Он даже улыбнулся, тотчас же за ним стали улыбаться и мать и сестра. Доверчивость возвращалась; но Татьяна Павловна, расставив на столе гостинцы и усевшись в углу, продолжала проницать меня дурным взглядом.

- Случилось так, - продолжал я, - что вдруг, в одно прекрасное утро, явилась за мною друг моего детства, Татьяна Павловна, которая всегда являлась в моей жизни внезапно, как на театре, и меня повезли в карете и привезли в один барский дом, в пышную квартиру. Вы остановились тогда у Фанариотовой, Андрей Петрович, в ее пустом доме, который она у вас же когда-то и купила; сама же в то время была за границей. Я всё носил курточки; тут вдруг меня одели в хорошенький синий сюртучок и в превосходное белье. Татьяна Павлов на хлопотала около меня весь тот день и покупала мне много вещей; я же всё ходил по всем пустым комнатам и смотрел на себя во все зеркала. Вот таким-то образом я на другое утро, часов в десять, бродя по квартире, зашел вдруг, совсем невзначай, к вам в кабинет. Я уже и накануне вас видел, когда меня только что привезли, но лишь мельком, на лестнице. Вы сходили с лестницы, чтобы сесть в карету и куда-то ехать; в Москву вы прибыли тогда один, после чрезвычайно долгого отсутствия и на короткое время, так что вас всюду расхватали и вы почти не жили дома. Встретив нас с Татьяной Павловной, вы протянули только: а! и даже не остановились.

- Он с особенною любовью описывает, - заметил Версилов, обращаясь к Татьяне Павловне; та отвернулась и не ответила.

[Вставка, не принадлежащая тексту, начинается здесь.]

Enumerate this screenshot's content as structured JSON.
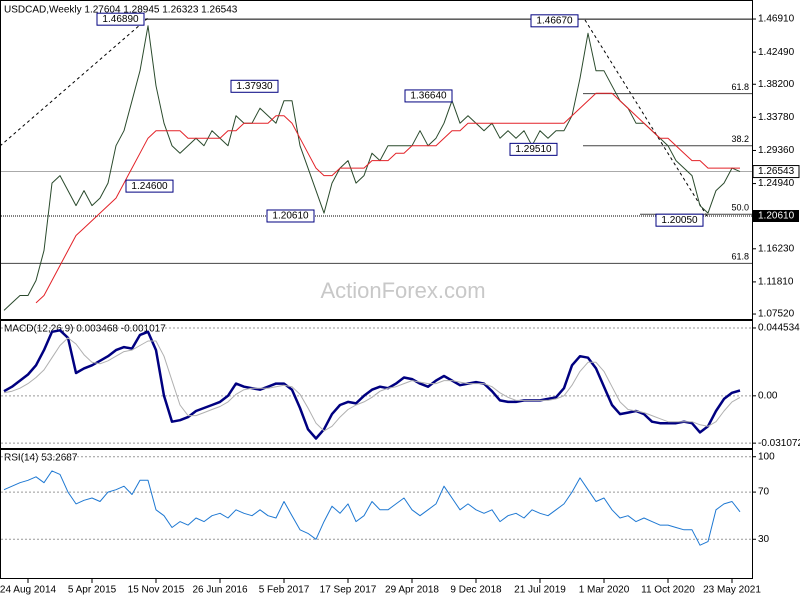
{
  "chart_data": [
    {
      "type": "line",
      "title": "USDCAD,Weekly 1.27604 1.28945 1.26323 1.26543",
      "watermark": "ActionForex.com",
      "ylim": [
        1.0699,
        1.4905
      ],
      "yticks": [
        {
          "value": 1.4691,
          "label": "1.46910"
        },
        {
          "value": 1.4249,
          "label": "1.42490"
        },
        {
          "value": 1.382,
          "label": "1.38200"
        },
        {
          "value": 1.3378,
          "label": "1.33780"
        },
        {
          "value": 1.2936,
          "label": "1.29360"
        },
        {
          "value": 1.2494,
          "label": "1.24940"
        },
        {
          "value": 1.1623,
          "label": "1.16230"
        },
        {
          "value": 1.1181,
          "label": "1.11810"
        },
        {
          "value": 1.0752,
          "label": "1.07520"
        }
      ],
      "grid": false,
      "series": [
        {
          "color": "#2a4a2c",
          "values": [
            1.08,
            1.09,
            1.1,
            1.1,
            1.12,
            1.16,
            1.25,
            1.26,
            1.24,
            1.22,
            1.24,
            1.22,
            1.23,
            1.25,
            1.3,
            1.32,
            1.36,
            1.4,
            1.46,
            1.38,
            1.33,
            1.3,
            1.29,
            1.3,
            1.31,
            1.3,
            1.32,
            1.31,
            1.3,
            1.34,
            1.33,
            1.33,
            1.35,
            1.34,
            1.33,
            1.36,
            1.36,
            1.3,
            1.27,
            1.24,
            1.21,
            1.25,
            1.27,
            1.28,
            1.25,
            1.26,
            1.29,
            1.28,
            1.3,
            1.3,
            1.3,
            1.3,
            1.32,
            1.3,
            1.31,
            1.33,
            1.36,
            1.33,
            1.34,
            1.33,
            1.32,
            1.33,
            1.31,
            1.32,
            1.31,
            1.32,
            1.3,
            1.32,
            1.31,
            1.32,
            1.32,
            1.34,
            1.39,
            1.45,
            1.4,
            1.4,
            1.38,
            1.36,
            1.35,
            1.33,
            1.33,
            1.32,
            1.31,
            1.3,
            1.28,
            1.27,
            1.26,
            1.22,
            1.21,
            1.24,
            1.25,
            1.27,
            1.26543
          ]
        },
        {
          "color": "#e32228",
          "values": [
            null,
            null,
            null,
            null,
            1.09,
            1.1,
            1.12,
            1.14,
            1.16,
            1.18,
            1.19,
            1.2,
            1.21,
            1.22,
            1.23,
            1.25,
            1.27,
            1.29,
            1.31,
            1.32,
            1.32,
            1.32,
            1.32,
            1.31,
            1.31,
            1.31,
            1.31,
            1.31,
            1.32,
            1.32,
            1.33,
            1.33,
            1.33,
            1.33,
            1.34,
            1.34,
            1.33,
            1.31,
            1.29,
            1.27,
            1.26,
            1.26,
            1.27,
            1.27,
            1.27,
            1.27,
            1.28,
            1.28,
            1.28,
            1.29,
            1.29,
            1.3,
            1.3,
            1.3,
            1.3,
            1.31,
            1.32,
            1.32,
            1.33,
            1.33,
            1.33,
            1.33,
            1.33,
            1.33,
            1.33,
            1.33,
            1.33,
            1.33,
            1.33,
            1.33,
            1.33,
            1.34,
            1.35,
            1.36,
            1.37,
            1.37,
            1.37,
            1.36,
            1.35,
            1.34,
            1.33,
            1.32,
            1.31,
            1.31,
            1.3,
            1.29,
            1.28,
            1.28,
            1.27,
            1.27,
            1.27,
            1.27,
            1.27
          ]
        }
      ],
      "last_price": {
        "value": 1.26543,
        "label": "1.26543"
      },
      "support_marker": {
        "value": 1.2061,
        "label": "1.20610"
      },
      "annotations": [
        {
          "value": 1.4689,
          "label": "1.46890"
        },
        {
          "value": 1.3793,
          "label": "1.37930"
        },
        {
          "value": 1.3664,
          "label": "1.36640"
        },
        {
          "value": 1.4667,
          "label": "1.46670"
        },
        {
          "value": 1.2951,
          "label": "1.29510"
        },
        {
          "value": 1.246,
          "label": "1.24600"
        },
        {
          "value": 1.2061,
          "label": "1.20610"
        },
        {
          "value": 1.2005,
          "label": "1.20050"
        }
      ],
      "fib_levels": [
        {
          "value": 1.3695,
          "label": "61.8"
        },
        {
          "value": 1.2999,
          "label": "38.2"
        },
        {
          "value": 1.2085,
          "label": "50.0"
        },
        {
          "value": 1.1429,
          "label": "61.8"
        }
      ]
    },
    {
      "type": "line",
      "title": "MACD(12,26,9) 0.003468 -0.001017",
      "ylim": [
        -0.0336,
        0.0478
      ],
      "yticks": [
        0.044534,
        {
          "value": 0,
          "label": "0.00"
        },
        -0.031072
      ],
      "grid": "dashed",
      "series": [
        {
          "color": "#000080",
          "values": [
            0.003,
            0.006,
            0.01,
            0.014,
            0.02,
            0.03,
            0.042,
            0.043,
            0.038,
            0.015,
            0.018,
            0.02,
            0.023,
            0.026,
            0.03,
            0.032,
            0.031,
            0.04,
            0.042,
            0.03,
            0.0,
            -0.017,
            -0.016,
            -0.014,
            -0.01,
            -0.008,
            -0.006,
            -0.004,
            0.0,
            0.008,
            0.006,
            0.005,
            0.004,
            0.006,
            0.008,
            0.008,
            0.004,
            -0.008,
            -0.022,
            -0.028,
            -0.022,
            -0.012,
            -0.006,
            -0.004,
            -0.005,
            0.0,
            0.004,
            0.006,
            0.005,
            0.008,
            0.012,
            0.011,
            0.008,
            0.006,
            0.01,
            0.013,
            0.01,
            0.007,
            0.008,
            0.009,
            0.008,
            0.003,
            -0.003,
            -0.004,
            -0.004,
            -0.003,
            -0.003,
            -0.003,
            -0.002,
            -0.001,
            0.005,
            0.02,
            0.026,
            0.025,
            0.018,
            0.006,
            -0.006,
            -0.012,
            -0.011,
            -0.01,
            -0.012,
            -0.017,
            -0.018,
            -0.018,
            -0.018,
            -0.017,
            -0.018,
            -0.024,
            -0.02,
            -0.01,
            -0.002,
            0.002,
            0.003468
          ]
        },
        {
          "color": "#b0b0b0",
          "values": [
            0.002,
            0.003,
            0.005,
            0.008,
            0.012,
            0.017,
            0.025,
            0.033,
            0.038,
            0.034,
            0.027,
            0.022,
            0.021,
            0.023,
            0.026,
            0.029,
            0.03,
            0.033,
            0.036,
            0.036,
            0.026,
            0.01,
            -0.006,
            -0.013,
            -0.013,
            -0.011,
            -0.009,
            -0.007,
            -0.004,
            0.001,
            0.004,
            0.005,
            0.005,
            0.005,
            0.006,
            0.007,
            0.006,
            0.001,
            -0.008,
            -0.018,
            -0.023,
            -0.02,
            -0.014,
            -0.009,
            -0.006,
            -0.004,
            -0.001,
            0.003,
            0.005,
            0.006,
            0.008,
            0.01,
            0.009,
            0.008,
            0.008,
            0.01,
            0.01,
            0.009,
            0.008,
            0.008,
            0.008,
            0.006,
            0.002,
            -0.001,
            -0.003,
            -0.003,
            -0.003,
            -0.003,
            -0.003,
            -0.002,
            0.0,
            0.007,
            0.016,
            0.022,
            0.022,
            0.016,
            0.006,
            -0.004,
            -0.009,
            -0.01,
            -0.011,
            -0.013,
            -0.015,
            -0.017,
            -0.017,
            -0.017,
            -0.017,
            -0.019,
            -0.02,
            -0.017,
            -0.01,
            -0.004,
            -0.001017
          ]
        }
      ]
    },
    {
      "type": "line",
      "title": "RSI(14) 53.2687",
      "ylim": [
        -2,
        104
      ],
      "yticks": [
        100,
        70,
        30
      ],
      "grid": "dashed",
      "categories": [
        null,
        null,
        null,
        "24 Aug 2014",
        null,
        null,
        null,
        null,
        null,
        null,
        null,
        "5 Apr 2015",
        null,
        null,
        null,
        null,
        null,
        null,
        null,
        "15 Nov 2015",
        null,
        null,
        null,
        null,
        null,
        null,
        null,
        "26 Jun 2016",
        null,
        null,
        null,
        null,
        null,
        null,
        null,
        "5 Feb 2017",
        null,
        null,
        null,
        null,
        null,
        null,
        null,
        "17 Sep 2017",
        null,
        null,
        null,
        null,
        null,
        null,
        null,
        "29 Apr 2018",
        null,
        null,
        null,
        null,
        null,
        null,
        null,
        "9 Dec 2018",
        null,
        null,
        null,
        null,
        null,
        null,
        null,
        "21 Jul 2019",
        null,
        null,
        null,
        null,
        null,
        null,
        null,
        "1 Mar 2020",
        null,
        null,
        null,
        null,
        null,
        null,
        null,
        "11 Oct 2020",
        null,
        null,
        null,
        null,
        null,
        null,
        null,
        "23 May 2021",
        null
      ],
      "series": [
        {
          "color": "#1e78d2",
          "values": [
            72,
            75,
            78,
            80,
            83,
            78,
            88,
            85,
            70,
            60,
            63,
            65,
            62,
            70,
            72,
            75,
            68,
            80,
            80,
            55,
            50,
            40,
            45,
            42,
            48,
            45,
            50,
            52,
            48,
            55,
            52,
            50,
            55,
            50,
            48,
            62,
            50,
            38,
            35,
            30,
            45,
            58,
            52,
            60,
            45,
            50,
            62,
            55,
            55,
            60,
            65,
            55,
            50,
            55,
            60,
            75,
            65,
            55,
            60,
            55,
            52,
            55,
            45,
            50,
            52,
            48,
            55,
            52,
            50,
            55,
            60,
            70,
            82,
            72,
            62,
            65,
            55,
            48,
            50,
            45,
            48,
            45,
            42,
            42,
            40,
            38,
            38,
            25,
            28,
            55,
            60,
            62,
            53.2687
          ]
        }
      ]
    }
  ]
}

- Я как сейчас вас вижу тогдашнего, цветущего и красивого. Вы удивительно успели постареть и подурнеть в эти девять лет, уж простите эту откровенность; впрочем, вам и тогда было уже лет тридцать семь, но я на вас даже загляделся: какие у вас были удивительные волосы, почти совсем черные, с глянцевитым блеском, без малейшей сединки; усы и бакены ювелирской отделки - иначе не умею выразиться; лицо матово-бледное, не такое болезненно бледное, как теперь, а вот как теперь у дочери вашей, Анны Андреевны, которую я имел честь давеча видеть; горящие и темные глаза и сверкающие зубы, особенно когда вы смеялись. Вы именно рассмеялись, осмотрев меня, когда я вошел; я мало что умел тогда различать, и от улыбки вашей только взвеселилось мое сердце. Вы были в это утро в темно-синем бархатном пиджаке, в шейном шарфе, цвета сольферино, по великолепной рубашке с алансонскими кружевами, стояли перед зеркалом с тетрадью в руке и выработывали, декламируя, последний монолог Чацкого и особенно последний крик:

Карету мне, карету!

- Ах, боже мой, - вскрикнул Версилов, - ведь он и вправду! Я тогда взялся, несмотря на короткий срок в Москве, за болезнию Жилейко, сыграть Чацкого у Александры Петровны Витовтовой, на домашней сцене!

- Неужто вы забыли? - засмеялась Татьяна Павловна.

- Он мне напомнил! И признаюсь, эти тогдашние несколько дней в Москве, может быть, были лучшей минутой всей жизни моей! Мы все еще тогда были так молоды… и все тогда с таким жаром ждали… Я тогда в Москве неожиданно встретил столько… Но, продолжай, мой милый: ты очень хорошо сделал на этот раз, что так подробно напомнил…

- Я стоял, смотрел на вас и вдруг прокричал: "Ах, как хорошо, настоящий Чацкий!" Вы вдруг обернулись ко мне и спрашиваете: "Да разве ты уже знаешь Чацкого?" - а сами сели на диван и принялись за кофей в самом прелестном расположении духа, - так бы вас и расцеловал. Тут я вам сообщил, что у Андроникова все очень много читают, а барышни знают много стихов наизусть, а из "Горе от ума" так промеж себя разыгрывают сцены, и что всю прошлую неделю все читали по вечерам вместе, вслух, "Записки охотника", а что я больше всего люблю басни Крылова и наизусть знаю. Вы и велели мне прочесть что-нибудь наизусть, а я вам прочел "Разборчивую невесту":

Невеста-девушка смышляла жениха.

- Именно, именно, ну теперь я всё припомнил, - вскричал опять Версилов, - но, друг мой, я и тебя припоминаю ясно: ты был тогда такой милый мальчик, ловкий даже мальчик, и клянусь тебе, ты тоже проиграл в эти девять лет.

Тут уж все, и сама Татьяна Павловна, рассмеялись. Ясно, что Андрей Петрович изволил шутить и тою же монетою "отплатил" мне за колкое мое замечание о том, что он постарел. Все развеселились; да и сказано было прекрасно.